International arbitration has long played an important role in resolving disputes that arise out of political and economic crises. “Arbitration in Times of Crisis” is the theme of the 9th Annual ITA-ASIL Conference on 28 March 2012 in Washington, D.C. (see program). The conference will focus on lessons from the past use of arbitral mechanisms in times of crisis and an evaluation of 10 years of investor-state arbitration arising from the Argentine economic crisis.
From the Jay Treaty (1794) to the current investor-state arbitration regime under investment treaties, states have used international arbitral mechanisms to resolve complex disputes involving key areas of national interest. Although arbitration has often been used to deal with legal disputes arising out of times of crisis, in most cases the arbitral institution in question, whether called a commission or tribunal, has been a bespoke institution, created after the fact and designed to address the specific type of dispute at issue. In contrast, a defining feature of the investment treaty claims against Argentina resulting from its emergency laws is the use of “all-purpose” tribunals based on a standing offer to arbitrate in an investment treaty, rather than a custom-made mechanism created after the fact.
The modern history of international arbitration is often traced to the Jay Treaty (1794), which established three mixed commissions to decide boundary, debt and shipping related claims. The Jay Treaty was significant in reviving the state practice of arbitrating claims before mixed commissions, comprising commissioners or arbitrators appointed by the two states. Further, it is an early example of a Friendship, Commerce and Navigation Treaty, precursor to international investment treaties. From that early history, claims to injuries to persons and property have often been addressed through arbitral mechanisms. Indeed, from 1840-1940, states established over sixty arbitral commissions to deal with disputes arising from injuries to foreign nationals.

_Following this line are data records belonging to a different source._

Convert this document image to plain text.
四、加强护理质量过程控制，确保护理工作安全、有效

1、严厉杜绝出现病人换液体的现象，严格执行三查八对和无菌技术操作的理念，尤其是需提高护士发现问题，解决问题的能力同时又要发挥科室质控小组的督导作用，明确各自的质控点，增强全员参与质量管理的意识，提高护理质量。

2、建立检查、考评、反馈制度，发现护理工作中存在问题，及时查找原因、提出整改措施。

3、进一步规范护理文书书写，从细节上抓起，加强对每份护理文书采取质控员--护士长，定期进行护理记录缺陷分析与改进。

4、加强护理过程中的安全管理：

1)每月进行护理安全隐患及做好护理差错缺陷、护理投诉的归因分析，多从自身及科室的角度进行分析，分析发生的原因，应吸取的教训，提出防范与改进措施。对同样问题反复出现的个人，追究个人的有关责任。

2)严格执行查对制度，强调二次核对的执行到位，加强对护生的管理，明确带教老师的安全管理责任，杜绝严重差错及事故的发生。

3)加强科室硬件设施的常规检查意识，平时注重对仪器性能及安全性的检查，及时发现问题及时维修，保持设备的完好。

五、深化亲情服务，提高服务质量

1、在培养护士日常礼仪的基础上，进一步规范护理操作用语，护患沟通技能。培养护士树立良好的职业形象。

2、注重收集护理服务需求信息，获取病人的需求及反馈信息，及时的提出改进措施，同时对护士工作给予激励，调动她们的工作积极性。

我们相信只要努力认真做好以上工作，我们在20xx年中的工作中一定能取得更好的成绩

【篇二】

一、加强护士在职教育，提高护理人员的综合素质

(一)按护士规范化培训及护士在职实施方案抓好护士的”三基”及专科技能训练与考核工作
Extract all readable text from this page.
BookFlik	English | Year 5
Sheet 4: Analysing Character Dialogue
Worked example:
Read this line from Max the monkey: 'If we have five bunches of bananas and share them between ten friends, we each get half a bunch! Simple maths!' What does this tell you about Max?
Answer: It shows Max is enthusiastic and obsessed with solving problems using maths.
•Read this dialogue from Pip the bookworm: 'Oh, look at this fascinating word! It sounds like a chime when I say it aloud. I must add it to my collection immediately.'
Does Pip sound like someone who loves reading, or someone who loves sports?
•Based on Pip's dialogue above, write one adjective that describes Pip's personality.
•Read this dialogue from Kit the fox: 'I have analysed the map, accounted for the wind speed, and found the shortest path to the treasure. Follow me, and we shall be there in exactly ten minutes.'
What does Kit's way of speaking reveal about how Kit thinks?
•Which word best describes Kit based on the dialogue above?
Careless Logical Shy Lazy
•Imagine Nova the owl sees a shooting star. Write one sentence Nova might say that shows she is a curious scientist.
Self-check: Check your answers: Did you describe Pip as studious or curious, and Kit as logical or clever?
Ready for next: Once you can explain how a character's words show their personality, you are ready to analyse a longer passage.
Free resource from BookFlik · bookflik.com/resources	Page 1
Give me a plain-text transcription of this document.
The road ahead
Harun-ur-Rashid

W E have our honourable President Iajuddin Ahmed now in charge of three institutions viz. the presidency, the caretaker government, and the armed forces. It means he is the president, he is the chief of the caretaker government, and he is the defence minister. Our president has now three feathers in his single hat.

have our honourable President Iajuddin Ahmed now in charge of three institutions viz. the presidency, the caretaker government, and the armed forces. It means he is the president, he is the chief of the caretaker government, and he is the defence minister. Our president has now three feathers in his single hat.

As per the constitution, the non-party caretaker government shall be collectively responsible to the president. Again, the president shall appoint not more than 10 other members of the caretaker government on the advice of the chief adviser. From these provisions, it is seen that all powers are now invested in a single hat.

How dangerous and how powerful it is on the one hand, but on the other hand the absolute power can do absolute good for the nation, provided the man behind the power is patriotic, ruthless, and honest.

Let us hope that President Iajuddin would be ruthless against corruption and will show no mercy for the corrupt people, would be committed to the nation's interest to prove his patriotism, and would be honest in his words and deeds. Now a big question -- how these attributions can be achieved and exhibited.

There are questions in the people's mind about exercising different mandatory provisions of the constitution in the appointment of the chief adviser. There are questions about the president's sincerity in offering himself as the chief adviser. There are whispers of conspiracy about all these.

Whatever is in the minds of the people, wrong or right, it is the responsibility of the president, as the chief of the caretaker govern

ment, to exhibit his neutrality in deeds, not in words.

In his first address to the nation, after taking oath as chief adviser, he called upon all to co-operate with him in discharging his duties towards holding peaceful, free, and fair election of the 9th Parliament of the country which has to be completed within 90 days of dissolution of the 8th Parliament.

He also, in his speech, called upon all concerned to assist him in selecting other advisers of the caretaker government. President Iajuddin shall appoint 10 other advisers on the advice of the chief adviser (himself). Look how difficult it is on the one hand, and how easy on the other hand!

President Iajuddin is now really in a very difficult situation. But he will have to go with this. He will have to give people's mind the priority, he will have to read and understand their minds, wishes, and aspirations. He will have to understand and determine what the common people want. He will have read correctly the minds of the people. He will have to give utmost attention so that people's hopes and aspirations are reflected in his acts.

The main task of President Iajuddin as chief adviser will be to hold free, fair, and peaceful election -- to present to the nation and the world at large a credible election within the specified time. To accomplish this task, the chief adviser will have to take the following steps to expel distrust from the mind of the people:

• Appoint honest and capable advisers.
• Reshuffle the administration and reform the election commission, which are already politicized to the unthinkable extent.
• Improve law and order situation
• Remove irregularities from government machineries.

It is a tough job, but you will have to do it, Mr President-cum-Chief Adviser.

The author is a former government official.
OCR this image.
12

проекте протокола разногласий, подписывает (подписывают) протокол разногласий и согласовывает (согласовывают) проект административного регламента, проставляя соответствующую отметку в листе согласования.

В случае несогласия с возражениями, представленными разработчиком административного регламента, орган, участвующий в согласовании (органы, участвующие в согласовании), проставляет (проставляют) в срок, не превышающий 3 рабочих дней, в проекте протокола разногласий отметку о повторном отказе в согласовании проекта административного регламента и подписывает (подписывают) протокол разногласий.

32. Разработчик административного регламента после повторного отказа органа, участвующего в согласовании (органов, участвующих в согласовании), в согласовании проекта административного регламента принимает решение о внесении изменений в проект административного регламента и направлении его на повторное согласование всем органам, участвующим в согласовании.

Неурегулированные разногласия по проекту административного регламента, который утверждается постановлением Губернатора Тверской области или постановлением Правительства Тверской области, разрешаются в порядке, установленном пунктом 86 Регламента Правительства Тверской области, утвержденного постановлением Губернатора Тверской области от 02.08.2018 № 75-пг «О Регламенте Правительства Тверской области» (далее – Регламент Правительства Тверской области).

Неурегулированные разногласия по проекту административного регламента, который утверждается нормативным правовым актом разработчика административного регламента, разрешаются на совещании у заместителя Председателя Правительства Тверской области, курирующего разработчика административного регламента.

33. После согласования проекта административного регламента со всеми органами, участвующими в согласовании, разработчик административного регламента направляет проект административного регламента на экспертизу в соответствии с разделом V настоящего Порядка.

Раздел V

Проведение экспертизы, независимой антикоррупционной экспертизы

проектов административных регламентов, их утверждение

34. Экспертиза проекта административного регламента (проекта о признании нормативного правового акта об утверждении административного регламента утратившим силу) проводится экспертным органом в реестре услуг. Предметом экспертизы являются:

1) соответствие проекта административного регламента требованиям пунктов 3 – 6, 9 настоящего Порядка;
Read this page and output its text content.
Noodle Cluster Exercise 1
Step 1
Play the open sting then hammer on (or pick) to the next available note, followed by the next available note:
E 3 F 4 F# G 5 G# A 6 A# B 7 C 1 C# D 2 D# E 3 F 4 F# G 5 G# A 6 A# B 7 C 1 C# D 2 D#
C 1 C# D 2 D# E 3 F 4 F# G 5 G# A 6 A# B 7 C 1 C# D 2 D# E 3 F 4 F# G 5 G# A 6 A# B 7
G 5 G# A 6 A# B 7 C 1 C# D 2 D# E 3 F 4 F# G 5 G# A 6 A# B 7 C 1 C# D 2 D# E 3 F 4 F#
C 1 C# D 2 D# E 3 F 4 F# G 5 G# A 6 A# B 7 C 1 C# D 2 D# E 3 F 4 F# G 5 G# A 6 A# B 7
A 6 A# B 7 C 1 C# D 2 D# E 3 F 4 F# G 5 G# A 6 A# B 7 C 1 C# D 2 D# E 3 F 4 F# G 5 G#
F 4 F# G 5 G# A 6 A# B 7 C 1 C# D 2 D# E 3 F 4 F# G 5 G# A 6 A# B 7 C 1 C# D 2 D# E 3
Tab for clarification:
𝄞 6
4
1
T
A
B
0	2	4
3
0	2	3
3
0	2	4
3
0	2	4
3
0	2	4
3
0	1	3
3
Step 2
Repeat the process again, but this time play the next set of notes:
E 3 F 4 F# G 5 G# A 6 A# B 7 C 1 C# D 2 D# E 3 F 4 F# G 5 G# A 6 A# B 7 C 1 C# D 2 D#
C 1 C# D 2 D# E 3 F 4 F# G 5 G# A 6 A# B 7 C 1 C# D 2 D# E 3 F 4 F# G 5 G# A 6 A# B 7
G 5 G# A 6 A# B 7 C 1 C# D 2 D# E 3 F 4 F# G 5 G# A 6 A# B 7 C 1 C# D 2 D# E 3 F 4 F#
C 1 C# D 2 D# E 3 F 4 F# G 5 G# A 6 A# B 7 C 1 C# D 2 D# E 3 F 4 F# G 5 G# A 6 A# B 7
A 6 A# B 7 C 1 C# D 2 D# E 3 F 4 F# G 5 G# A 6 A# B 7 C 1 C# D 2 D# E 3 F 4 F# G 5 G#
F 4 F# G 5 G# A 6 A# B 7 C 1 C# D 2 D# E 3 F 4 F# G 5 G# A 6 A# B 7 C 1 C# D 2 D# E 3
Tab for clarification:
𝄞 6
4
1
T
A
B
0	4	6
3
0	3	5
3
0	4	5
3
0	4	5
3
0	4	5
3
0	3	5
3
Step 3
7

The Conference will examine three important claims mechanisms in the 20th century: the Mexican Mixed Claims Commission, the Iran-US Claims Tribunal and the United Nations Claims Commission. What lessons can be learned from these mechanisms in terms of dealing with mass claims arising out of crises? How did these institutions manage a large number and variety of claims, the consistency and coherence of awards, and funding and enforcement mechanisms?
The second part of the conference will turn to the investor-state arbitration cases arising out of the Argentine economic crisis. Unlike the three institutions that will be discussed in the first part of the conference, which were designed after the fact, the investor-state arbitration process under investment treaties was not specifically designed to address mass claims arising out of crises. At the same time, investment treaties were created in part to provide investors protection in periods of fundamental economic and political change. Can the investor-state mechanism, which arguably is best suited to address one-off cases of nationalization, expropriation and breaches of other minimum standards of treatment, deal efficiently and coherently with mass claims? Are the control mechanisms for review of arbitral awards in ICSID and the New York Convention suitable in the case of mass claims? And, is the mechanism failing the ultimate test because awards are not being paid?
The Conference is co-chaired by Prof. John R. Crook and Prof. Andrew Newcombe and will begin with keynote address by V.V. Veeder, Q.C. on “Economic Crises and Investor-State Arbitrations – A Historical Perspective”. The Conference will host a stellar faculty of presenters: José E. Alvarez, Mark Clodfelter, L. Yves Fortier, Cymie R. Payne and Jennifer Thornton.
Reports on the Conference, as well as the ASIL Annual Meeting, will be available on ASIL Cables.